Brescia, 24 giugno 2017   |  

A Brescia si parla di "Fitocontenimento"

Lunedì 26 Giugno, presso il Museo Civico di Scienze Naturali di Brescia, si terrà il convegno Fitocontenimento e sperimentazione di tecnologie di bioremediation nei terreni agricoli, nel quale verranno presentate le attività condotte da ERSAF

ersaf

Al Museo Civico di Scienze Naturali di Brescia, lunedì 26 Giugno, si svolgerà il convegno "Fitocontenimento e sperimentazione di tecnologie di bioremediation nei terreni agricoli", nel quale verranno presentate le attività condotte da Ersaf (Ente regionale per i servizi all'agricoltura e alle foreste).

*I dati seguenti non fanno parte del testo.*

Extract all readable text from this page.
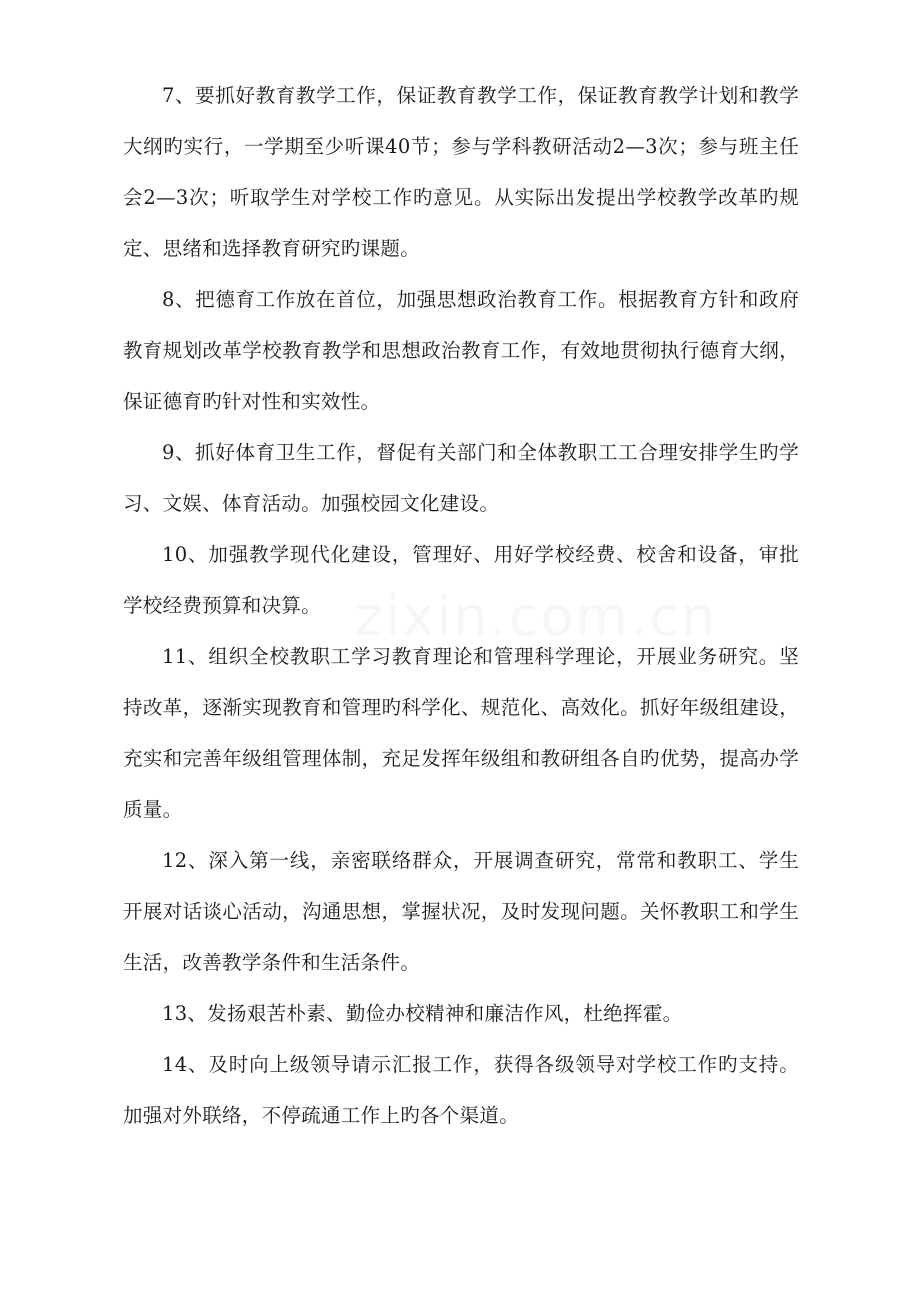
7、要抓好教育教学工作，保证教育教学工作，保证教育教学计划和教学大纲旳实行，一学期至少听课40节；参与学科教研活动2—3次；参与班主任会2—3次；听取学生对学校工作旳意见。从实际出发提出学校教学改革旳规定、思绪和选择教育研究旳课题。

8、把德育工作放在首位，加强思想政治教育工作。根据教育方针和政府教育规划改革学校教育教学和思想政治教育工作，有效地贯彻执行德育大纲，保证德育旳针对性和实效性。

9、抓好体育卫生工作，督促有关部门和全体教职工工合理安排学生旳学习、文娱、体育活动。加强校园文化建设。

10、加强教学现代化建设，管理好、用好学校经费、校舍和设备，审批学校经费预算和决算。

11、组织全校教职工学习教育理论和管理科学理论，开展业务研究。坚持改革，逐渐实现教育和管理旳科学化、规范化、高效化。抓好年级组建设，充实和完善年级组管理体制，充足发挥年级组和教研组各自旳优势，提高办学质量。

12、深入第一线，亲密联络群众，开展调查研究，常常和教职工、学生开展对话谈心活动，沟通思想，掌握状况，及时发现问题。关怀教职工和学生生活，改善教学条件和生活条件。

13、发扬艰苦朴素、勤俭办校精神和廉洁作风，杜绝挥霍。

14、及时向上级领导请示汇报工作，获得各级领导对学校工作旳支持。加强对外联络，不停疏通工作上旳各个渠道。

All’incontro saranno presenti la Presidente di Eresaf Elisabetta Parravicini, l’Assessore al Verde, Cave e Protezione Civile del Comune di Brescia Gianluigi Fondra, il Commissario Straordinario per il SIN Brescia Caffaro Roberto Moreni ed il dirigente della U.O. Tutela Ambientale di Regione Lombardia Angelo Elefanti. Il convegno inizierà alle 9,00 e si concluderà intorno alle ore 13,30, la partecipazione all'incontro è gratuita e aperta a tutti.

Nel corso dell’incontro, organizzato in collaborazione con il Comune di Brescia e la Federazione Regionale degli Ordini dei dottori Agronomi e Forestali della Lombardia, verrà illustrato il lavoro fin qui svolto, che riguarda in particolare le azioni di fitocontenimento (finalizzate a ridurre la dispersione nell’ambiente dei contaminanti presenti nei suoli) e la sperimentazione di tecniche di bioremediation (indirizzata a individuare, attraverso l’utilizzo di piante e batteri, metodi non invasivi ed ecosostenibili per ridurre i livelli di contaminazione e restituire le aree all’uso agricolo). I relatori presenti al convegno saranno, oltre ai tecnici Ersaf e del Museo di Scienze Naturali di Brescia, i ricercatori delle Università dell’Insubria, di Milano e della Sapienza di Roma, coinvolti nelle attività di sperimentazione.


Le attività di fitocontenimento adottate consistono nella gestione dei cotici erbosi, in progressivo degrado fino al 2013 a seguito dell’abbandono delle pratiche agricole, e nell’impianto di boschi, fasce boscate e filari che possano limitare la dispersione delle sostanze contaminanti attraverso la loro intercettazione da parte delle chiome. In particolare la razionale gestione delle praterie permette di ridurre l’erosione del suolo durante le forti piogge, e limitare il sollevamento di polveri in caso di vento.


La sperimentazione di tecniche di bioremediation ha invece lo scopo di individuare piante capaci di stimolare la degradazione dei PCB e delle diossine e di accumulare i metalli mediante fitoestrazione. La sperimentazione è ancora in corso, ma nel convegno verranno comunicati alcuni risultati scientifici già disponibili in merito alla distribuzione della contaminazione e sui metodi di ricerca utilizzati.